Visibility had been good at the time of the crash, with light winds, authorities said.
The helicopters were on a nighttime training mission at the time of the crash. At the Pentagon, a spokesman, Lt. Cmdr. Joe Carpenter, said Friday that there was no indication of hostile fire.
Members of the Djiboutian military who were near the impact site were able to rescue two injured crew members, according to the Combined Joint Task Force Horn of Africa.
The Combined Joint Task Force-Horn of Africa, set up in the former French colony in June 2002, is responsible for fighting terrorism in nine countries in the region: Djibouti, Eritrea, Ethiopia, Sudan, Kenya, Tanzania, Uganda and Somalia in Africa and Yemen on the southwestern corner of the Arabian Peninsula.

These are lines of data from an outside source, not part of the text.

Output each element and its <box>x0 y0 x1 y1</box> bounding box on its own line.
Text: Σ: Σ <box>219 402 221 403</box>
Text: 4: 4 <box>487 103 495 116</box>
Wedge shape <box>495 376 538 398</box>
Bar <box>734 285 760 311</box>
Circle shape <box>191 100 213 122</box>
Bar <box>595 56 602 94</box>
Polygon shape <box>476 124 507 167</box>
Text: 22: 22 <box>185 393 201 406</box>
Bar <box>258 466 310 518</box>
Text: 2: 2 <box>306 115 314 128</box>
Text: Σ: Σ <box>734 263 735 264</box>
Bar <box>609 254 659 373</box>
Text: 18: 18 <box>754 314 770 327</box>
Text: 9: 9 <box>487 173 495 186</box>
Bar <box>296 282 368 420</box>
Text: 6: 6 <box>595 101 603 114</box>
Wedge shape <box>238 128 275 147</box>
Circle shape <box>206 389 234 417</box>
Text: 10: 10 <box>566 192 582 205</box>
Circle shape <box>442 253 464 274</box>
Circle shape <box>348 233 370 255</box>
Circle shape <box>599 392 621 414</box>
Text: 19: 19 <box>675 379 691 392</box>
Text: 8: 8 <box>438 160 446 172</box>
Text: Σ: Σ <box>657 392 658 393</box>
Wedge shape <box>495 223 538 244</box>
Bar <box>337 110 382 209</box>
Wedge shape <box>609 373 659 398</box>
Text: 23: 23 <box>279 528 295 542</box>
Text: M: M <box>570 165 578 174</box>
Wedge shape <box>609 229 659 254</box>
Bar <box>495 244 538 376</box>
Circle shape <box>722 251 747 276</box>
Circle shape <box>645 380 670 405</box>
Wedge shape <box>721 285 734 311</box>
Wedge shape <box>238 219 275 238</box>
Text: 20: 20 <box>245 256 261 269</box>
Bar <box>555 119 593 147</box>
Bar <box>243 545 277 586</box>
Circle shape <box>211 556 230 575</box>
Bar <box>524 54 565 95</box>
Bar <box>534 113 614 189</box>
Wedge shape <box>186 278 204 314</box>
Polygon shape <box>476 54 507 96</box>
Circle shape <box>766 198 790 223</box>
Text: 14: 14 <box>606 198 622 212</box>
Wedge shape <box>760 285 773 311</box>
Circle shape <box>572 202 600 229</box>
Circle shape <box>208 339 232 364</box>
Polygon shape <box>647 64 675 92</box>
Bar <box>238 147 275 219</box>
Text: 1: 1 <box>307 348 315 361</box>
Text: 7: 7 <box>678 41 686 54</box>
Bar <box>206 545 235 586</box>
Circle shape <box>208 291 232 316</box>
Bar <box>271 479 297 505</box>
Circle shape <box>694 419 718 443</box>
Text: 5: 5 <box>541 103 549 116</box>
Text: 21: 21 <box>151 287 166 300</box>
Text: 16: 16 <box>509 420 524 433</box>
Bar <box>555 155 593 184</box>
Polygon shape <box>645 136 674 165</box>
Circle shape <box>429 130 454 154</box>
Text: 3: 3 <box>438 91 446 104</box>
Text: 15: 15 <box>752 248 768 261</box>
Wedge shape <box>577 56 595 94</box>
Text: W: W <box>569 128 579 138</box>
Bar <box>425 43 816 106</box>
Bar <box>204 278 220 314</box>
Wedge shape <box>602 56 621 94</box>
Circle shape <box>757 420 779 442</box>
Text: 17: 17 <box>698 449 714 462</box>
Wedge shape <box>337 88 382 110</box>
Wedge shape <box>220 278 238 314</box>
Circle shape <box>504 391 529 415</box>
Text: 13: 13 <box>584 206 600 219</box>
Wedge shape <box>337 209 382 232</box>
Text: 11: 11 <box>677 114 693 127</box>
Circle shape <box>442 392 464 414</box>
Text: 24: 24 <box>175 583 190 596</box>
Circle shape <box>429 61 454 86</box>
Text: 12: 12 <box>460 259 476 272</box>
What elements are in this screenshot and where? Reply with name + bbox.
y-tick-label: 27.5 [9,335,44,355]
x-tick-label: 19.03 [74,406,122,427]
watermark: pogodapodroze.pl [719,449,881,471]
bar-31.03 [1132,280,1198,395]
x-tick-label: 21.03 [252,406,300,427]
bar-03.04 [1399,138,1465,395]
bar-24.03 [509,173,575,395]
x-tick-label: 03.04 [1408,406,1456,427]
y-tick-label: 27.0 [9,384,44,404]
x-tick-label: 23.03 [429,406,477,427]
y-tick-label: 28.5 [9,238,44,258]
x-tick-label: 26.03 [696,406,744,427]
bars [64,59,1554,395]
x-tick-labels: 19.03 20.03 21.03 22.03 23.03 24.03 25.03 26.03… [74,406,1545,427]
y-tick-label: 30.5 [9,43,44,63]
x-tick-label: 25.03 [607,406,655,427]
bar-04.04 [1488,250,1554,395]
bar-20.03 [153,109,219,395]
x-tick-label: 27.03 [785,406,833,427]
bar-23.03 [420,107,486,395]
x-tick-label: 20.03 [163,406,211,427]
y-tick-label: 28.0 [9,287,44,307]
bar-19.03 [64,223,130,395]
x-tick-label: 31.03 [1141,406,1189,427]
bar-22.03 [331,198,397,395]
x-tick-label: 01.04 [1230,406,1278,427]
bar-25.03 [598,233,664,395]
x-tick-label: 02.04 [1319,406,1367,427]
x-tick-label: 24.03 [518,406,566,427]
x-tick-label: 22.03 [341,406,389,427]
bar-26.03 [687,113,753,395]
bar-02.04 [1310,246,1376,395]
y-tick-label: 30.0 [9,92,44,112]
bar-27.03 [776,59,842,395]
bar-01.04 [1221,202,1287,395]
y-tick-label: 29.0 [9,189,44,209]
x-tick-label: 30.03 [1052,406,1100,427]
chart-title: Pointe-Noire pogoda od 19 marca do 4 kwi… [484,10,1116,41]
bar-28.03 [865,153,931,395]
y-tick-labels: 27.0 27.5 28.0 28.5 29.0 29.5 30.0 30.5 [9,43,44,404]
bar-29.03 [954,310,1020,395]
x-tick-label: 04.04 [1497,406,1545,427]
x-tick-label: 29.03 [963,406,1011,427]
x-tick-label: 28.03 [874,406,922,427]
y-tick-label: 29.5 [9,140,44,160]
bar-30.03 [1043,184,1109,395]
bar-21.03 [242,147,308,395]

The helicopters are part of the HMH 464 squadron based at Marine Corps Air Station New River in Jacksonville, N.C.
The CH-53E Super Stallion, valued at $26 million per aircraft, has been in service with the Marine Corps since 1981. Its main role is to transport heavy equipment and supplies during the ship-to-shore movement of an amphibious assault and during subsequent operations ashore. It is made by Sikorsky Aircraft and powered by three turboshaft engines.
The impoverished region, which is home to many Muslims, is a well-established recruiting ground for terrorist groups and U.S. officials describe it as a critical theater in the fight against terrorism.
The region has already suffered four terrorist attacks, all either claimed by -- or attributed to -- Osama bin Laden's al-Qaida terrorist network. In August 1998, car bombs destroyed the U.S. embassies in Kenya and Tanzania; in October 2000 suicide bombers attacked the USS Cole while it was refueling in Yemen; and in November 2002 attackers tried to shoot down an Israeli airliner minutes before a car bomb destroyed a hotel on Kenya's coast.